Implements a hybrid binning algorithm that initializes bins using unsupervised statistical properties (mean and standard deviation of the feature) and refines them through supervised optimization using Weight of Evidence (WoE) and Information Value (IV).
Important Clarification: Despite "Unsupervised" in the name, this method is predominantly supervised. The unsupervised component is limited to the initial bin creation step (~1% of the algorithm). All subsequent refinement (merge, monotonicity enforcement, bin count adjustment) uses the target variable extensively.
The statistical initialization via \(\mu \pm k\sigma\) provides a data-driven starting point that may be advantageous for approximately normal distributions, but offers no guarantees for skewed or multimodal data.
ob_numerical_ubsd(
feature,
target,
min_bins = 3,
max_bins = 5,
bin_cutoff = 0.05,
max_n_prebins = 20,
convergence_threshold = 1e-06,
max_iterations = 1000,
laplace_smoothing = 0.5
)A list containing:
Integer bin identifiers (1-based).
Character bin intervals "[lower;upper)".
Numeric WoE values (monotonic after enforcement).
Numeric IV contributions per bin.
Integer total observations per bin.
Integer positive class counts.
Integer negative class counts.
Numeric event rates per bin.
Numeric bin boundaries (excluding \(\pm\infty\)).
Total Information Value.
Logical convergence flag.
Integer iteration count.
Numeric vector of feature values.
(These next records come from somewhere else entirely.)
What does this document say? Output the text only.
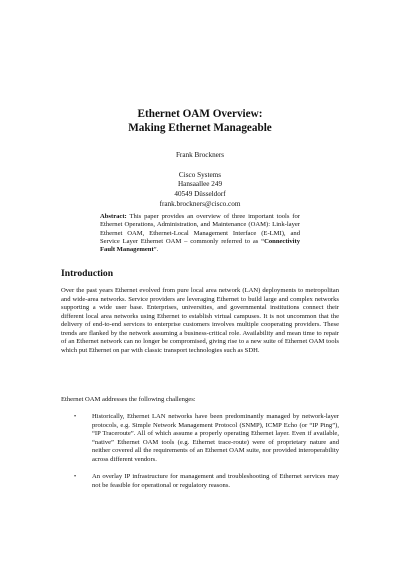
Ethernet OAM Overview:
Making Ethernet Manageable
Frank Brockners
Cisco Systems
Hansaallee 249
40549 Düsseldorf
frank.brockners@cisco.com
Abstract: This paper provides an overview of three important tools for Ethernet Operations, Administration, and Maintenance (OAM): Link-layer Ethernet OAM, Ethernet-Local Management Interface (E-LMI), and Service Layer Ethernet OAM – commonly referred to as “Connectivity Fault Management”.
Introduction
Over the past years Ethernet evolved from pure local area network (LAN) deployments to metropolitan and wide-area networks. Service providers are leveraging Ethernet to build large and complex networks supporting a wide user base. Enterprises, universities, and governmental institutions connect their different local area networks using Ethernet to establish virtual campuses. It is not uncommon that the delivery of end-to-end services to enterprise customers involves multiple cooperating providers. These trends are flanked by the network assuming a business-critical role. Availability and mean time to repair of an Ethernet network can no longer be compromised, giving rise to a new suite of Ethernet OAM tools which put Ethernet on par with classic transport technologies such as SDH.
Ethernet OAM addresses the following challenges:
• Historically, Ethernet LAN networks have been predominantly managed by network-layer protocols, e.g. Simple Network Management Protocol (SNMP), ICMP Echo (or “IP Ping”), “IP Traceroute”. All of which assume a properly operating Ethernet layer. Even if available, “native” Ethernet OAM tools (e.g. Ethernet trace-route) were of proprietary nature and neither covered all the requirements of an Ethernet OAM suite, nor provided interoperability across different vendors.
• An overlay IP infrastructure for management and troubleshooting of Ethernet services may not be feasible for operational or regulatory reasons.
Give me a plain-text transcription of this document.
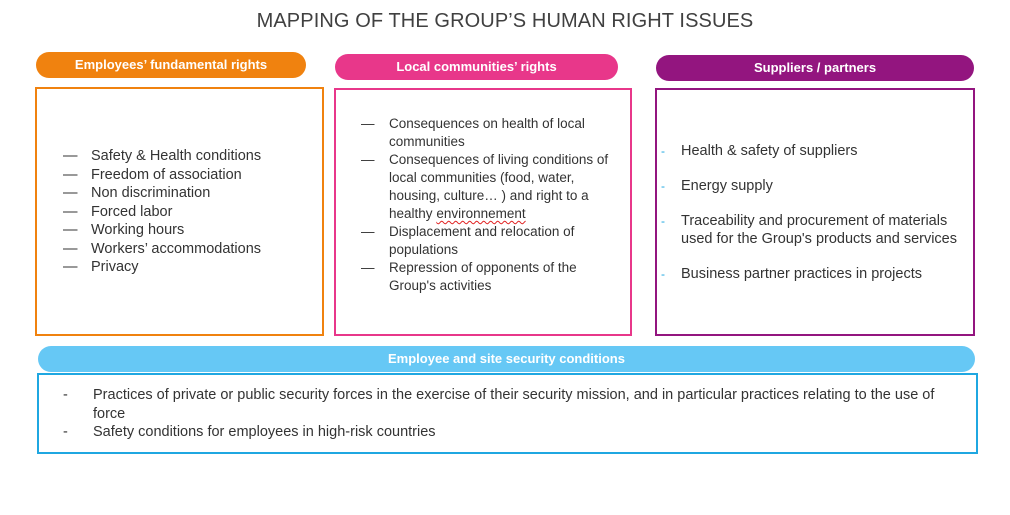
MAPPING OF THE GROUP’S HUMAN RIGHT ISSUES
Employees’ fundamental rights
— Safety & Health conditions
— Freedom of association
— Non discrimination
— Forced labor
— Working hours
— Workers’ accommodations
— Privacy
Local communities’ rights
— Consequences on health of local communities
— Consequences of living conditions of local communities (food, water, housing, culture… ) and right to a healthy environnement
— Displacement and relocation of populations
— Repression of opponents of the Group's activities
Suppliers / partners
- Health & safety of suppliers
- Energy supply
- Traceability and procurement of materials used for the Group's products and services
- Business partner practices in projects
Employee and site security conditions
- Practices of private or public security forces in the exercise of their security mission, and in particular practices relating to the use of force
- Safety conditions for employees in high-risk countries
Missing values (NA) and infinite values are not permitted and will trigger an error.
Integer or numeric vector of binary target values (must contain
only 0 and 1). Must have the same length as feature.
Minimum number of bins (default: 3). Must be at least 2.
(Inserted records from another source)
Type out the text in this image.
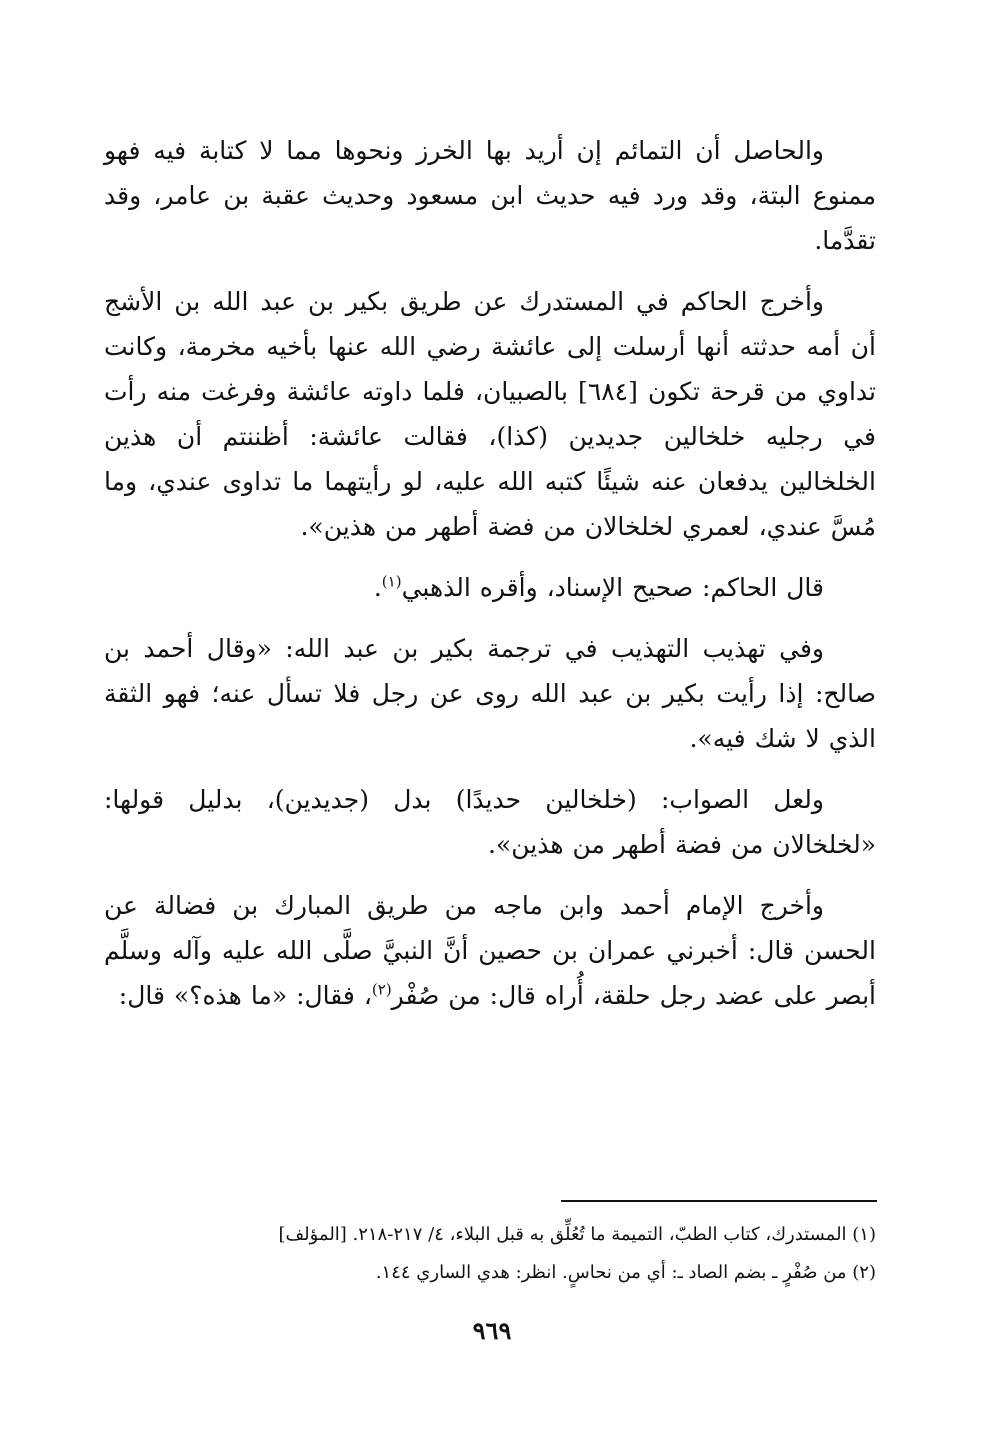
والحاصل أن التمائم إن أريد بها الخرز ونحوها مما لا كتابة فيه فهو ممنوع البتة، وقد ورد فيه حديث ابن مسعود وحديث عقبة بن عامر، وقد تقدَّما.

وأخرج الحاكم في المستدرك عن طريق بكير بن عبد الله بن الأشج أن أمه حدثته أنها أرسلت إلى عائشة رضي الله عنها بأخيه مخرمة، وكانت تداوي من قرحة تكون [٦٨٤] بالصبيان، فلما داوته عائشة وفرغت منه رأت في رجليه خلخالين جديدين (كذا)، فقالت عائشة: أظننتم أن هذين الخلخالين يدفعان عنه شيئًا كتبه الله عليه، لو رأيتهما ما تداوى عندي، وما مُسَّ عندي، لعمري لخلخالان من فضة أطهر من هذين».

قال الحاكم: صحيح الإسناد، وأقره الذهبي$^{(١)}$.

وفي تهذيب التهذيب في ترجمة بكير بن عبد الله: «وقال أحمد بن صالح: إذا رأيت بكير بن عبد الله روى عن رجل فلا تسأل عنه؛ فهو الثقة الذي لا شك فيه».

ولعل الصواب: (خلخالين حديدًا) بدل (جديدين)، بدليل قولها: «لخلخالان من فضة أطهر من هذين».

وأخرج الإمام أحمد وابن ماجه من طريق المبارك بن فضالة عن الحسن قال: أخبرني عمران بن حصين أنَّ النبيَّ صلَّى الله عليه وآله وسلَّم أبصر على عضد رجل حلقة، أُراه قال: من صُفْر$^{(٢)}$، فقال: «ما هذه؟» قال:

(١) المستدرك، كتاب الطبّ، التميمة ما تُعُلِّق به قبل البلاء، ٤/ ٢١٧-٢١٨. [المؤلف]

(٢) من صُفْرٍ ـ بضم الصاد ـ: أي من نحاسٍ. انظر: هدي الساري ١٤٤.

٩٦٩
Maximum number of bins (default: 5). Must be \(\ge\) min_bins.
Minimum fraction of total observations per bin (default: 0.05). Must be in (0, 1).
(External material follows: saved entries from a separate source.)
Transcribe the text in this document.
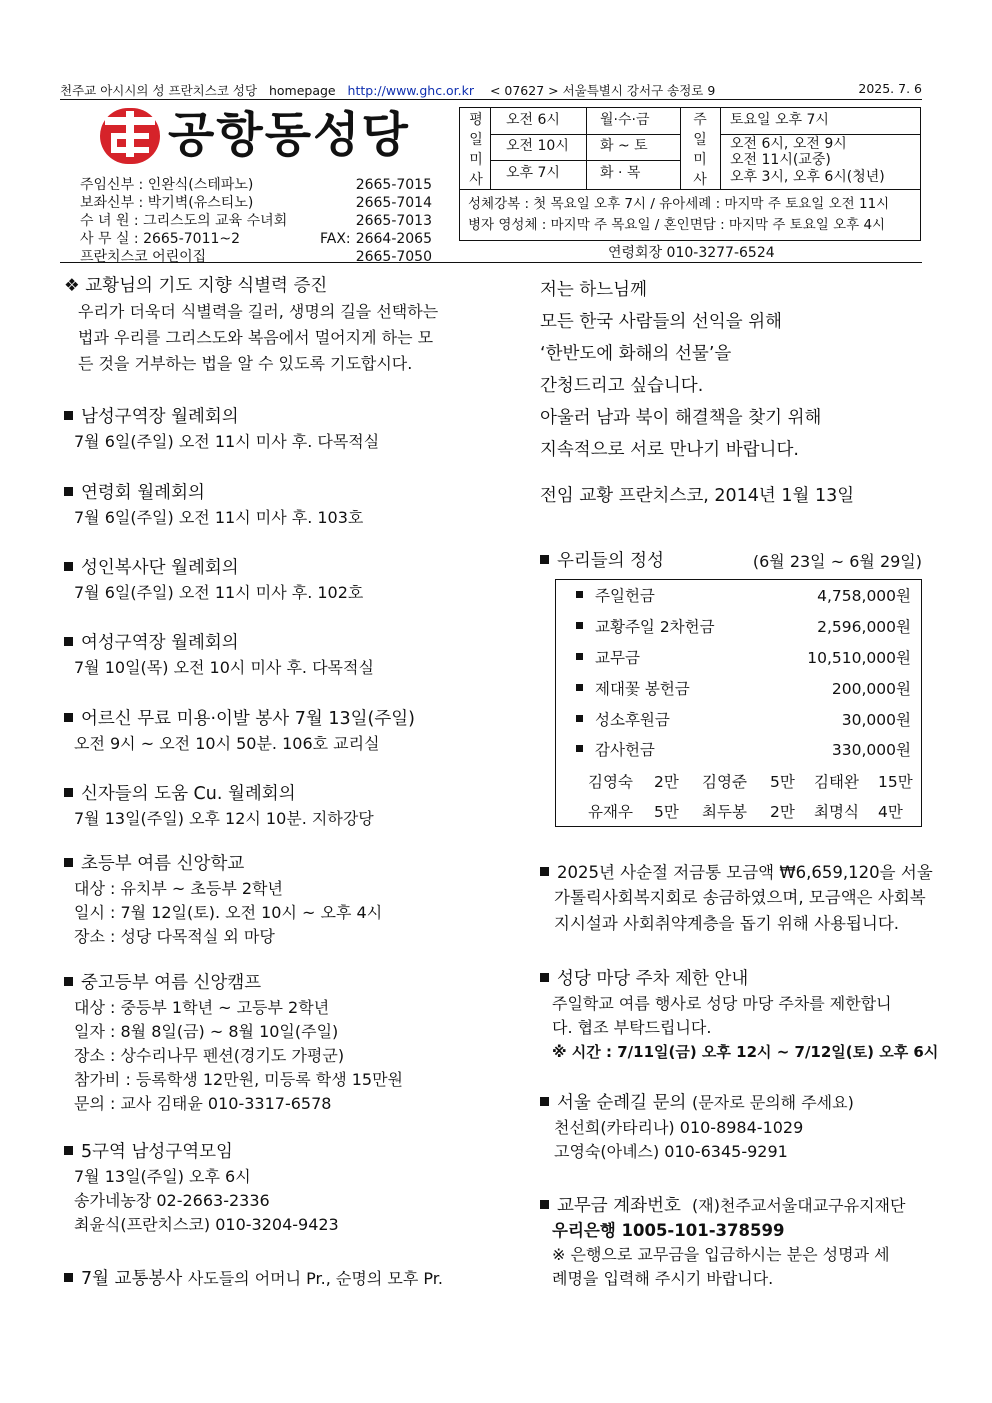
천주교 아시시의 성 프란치스코 성당 homepage http://www.ghc.or.kr < 07627 > 서울특별시 강서구 송정로 9	2025. 7. 6
공항동성당
주임신부 : 인완식(스테파노)	2665-7015
보좌신부 : 박기벽(유스티노)	2665-7014
수 녀 원 : 그리스도의 교육 수녀회	2665-7013
사 무 실 : 2665-7011~2	FAX: 2664-2065
프란치스코 어린이집	2665-7050
평
일
미
사
오전 6시	월·수·금
오전 10시 화 ~ 토
오후 7시	화 · 목
주
일
미
사
토요일 오후 7시
오전 6시, 오전 9시
오전 11시(교중)
오후 3시, 오후 6시(청년)
성체강복 : 첫 목요일 오후 7시 / 유아세례 : 마지막 주 토요일 오전 11시
병자 영성체 : 마지막 주 목요일 / 혼인면담 : 마지막 주 토요일 오후 4시
연령회장 010-3277-6524
❖ 교황님의 기도 지향 식별력 증진
우리가 더욱더 식별력을 길러, 생명의 길을 선택하는
법과 우리를 그리스도와 복음에서 멀어지게 하는 모
든 것을 거부하는 법을 알 수 있도록 기도합시다.
남성구역장 월례회의
7월 6일(주일) 오전 11시 미사 후. 다목적실
연령회 월례회의
7월 6일(주일) 오전 11시 미사 후. 103호
성인복사단 월례회의
7월 6일(주일) 오전 11시 미사 후. 102호
여성구역장 월례회의
7월 10일(목) 오전 10시 미사 후. 다목적실
어르신 무료 미용·이발 봉사 7월 13일(주일)
오전 9시 ~ 오전 10시 50분. 106호 교리실
신자들의 도움 Cu. 월례회의
7월 13일(주일) 오후 12시 10분. 지하강당
초등부 여름 신앙학교
대상 : 유치부 ~ 초등부 2학년
일시 : 7월 12일(토). 오전 10시 ~ 오후 4시
장소 : 성당 다목적실 외 마당
중고등부 여름 신앙캠프
대상 : 중등부 1학년 ~ 고등부 2학년
일자 : 8월 8일(금) ~ 8월 10일(주일)
장소 : 상수리나무 펜션(경기도 가평군)
참가비 : 등록학생 12만원, 미등록 학생 15만원
문의 : 교사 김태윤 010-3317-6578
5구역 남성구역모임
7월 13일(주일) 오후 6시
송가네농장 02-2663-2336
최윤식(프란치스코) 010-3204-9423
7월 교통봉사 사도들의 어머니 Pr., 순명의 모후 Pr.
저는 하느님께
모든 한국 사람들의 선익을 위해
‘한반도에 화해의 선물’을
간청드리고 싶습니다.
아울러 남과 북이 해결책을 찾기 위해
지속적으로 서로 만나기 바랍니다.
전임 교황 프란치스코, 2014년 1월 13일
우리들의 정성	(6월 23일 ~ 6월 29일)
주일헌금	4,758,000원
교황주일 2차헌금	2,596,000원
교무금	10,510,000원
제대꽃 봉헌금	200,000원
성소후원금	30,000원
감사헌금	330,000원
김영숙 2만 김영준 5만 김태완 15만
유재우 5만 최두봉 2만 최명식 4만
2025년 사순절 저금통 모금액 ₩6,659,120을 서울
가톨릭사회복지회로 송금하였으며, 모금액은 사회복
지시설과 사회취약계층을 돕기 위해 사용됩니다.
성당 마당 주차 제한 안내
주일학교 여름 행사로 성당 마당 주차를 제한합니
다. 협조 부탁드립니다.
※ 시간 : 7/11일(금) 오후 12시 ~ 7/12일(토) 오후 6시
서울 순례길 문의 (문자로 문의해 주세요)
천선희(카타리나) 010-8984-1029
고영숙(아녜스) 010-6345-9291
교무금 계좌번호 (재)천주교서울대교구유지재단
우리은행 1005-101-378599
※ 은행으로 교무금을 입금하시는 분은 성명과 세
례명을 입력해 주시기 바랍니다.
Maximum number of pre-bins before optimization (default: 20).
Must be at least equal to min_bins.
Convergence threshold for IV change (default: 1e-6).
Maximum iterations for optimization (default: 1000).
Laplace smoothing parameter (default: 0.5). Must be non-negative.
Lopes, J. E.
Algorithm Overview
UBSD executes in six phases:
Phase 1: Statistical Initialization (UNSUPERVISED)
Initial bin edges are created by combining two approaches:
Standard deviation-based cutpoints: $$\{\mu - 2\sigma, \mu - \sigma, \mu, \mu + \sigma, \mu + 2\sigma\}$$ where \(\mu\) is the sample mean and \(\sigma\) is the sample standard deviation (with Bessel correction: \(N-1\) divisor).
Equal-width cutpoints: $$\left\{x_{\min} + i \times \frac{x_{\max} - x_{\min}}{\text{max\_n\_prebins}}\right\}_{i=1}^{\text{max\_n\_prebins}-1}$$
The union of these two sets is taken, sorted, and limited to max_n_prebins
edges (plus \(-\infty\) and \(+\infty\) boundaries).
Rationale: For approximately normal distributions, \(\mu \pm k\sigma\) cutpoints align with natural quantiles:
\(\mu - 2\sigma\) to \(\mu + 2\sigma\) captures ~95% of data (68-95-99.7 rule)
Equal-width ensures coverage of entire range
Limitation: For skewed distributions (e.g., log-normal), \(\mu - 2\sigma\) may fall outside the data range, creating empty bins.
Special Case: If \(\sigma < \epsilon\) (feature is nearly constant), fallback to pure equal-width binning.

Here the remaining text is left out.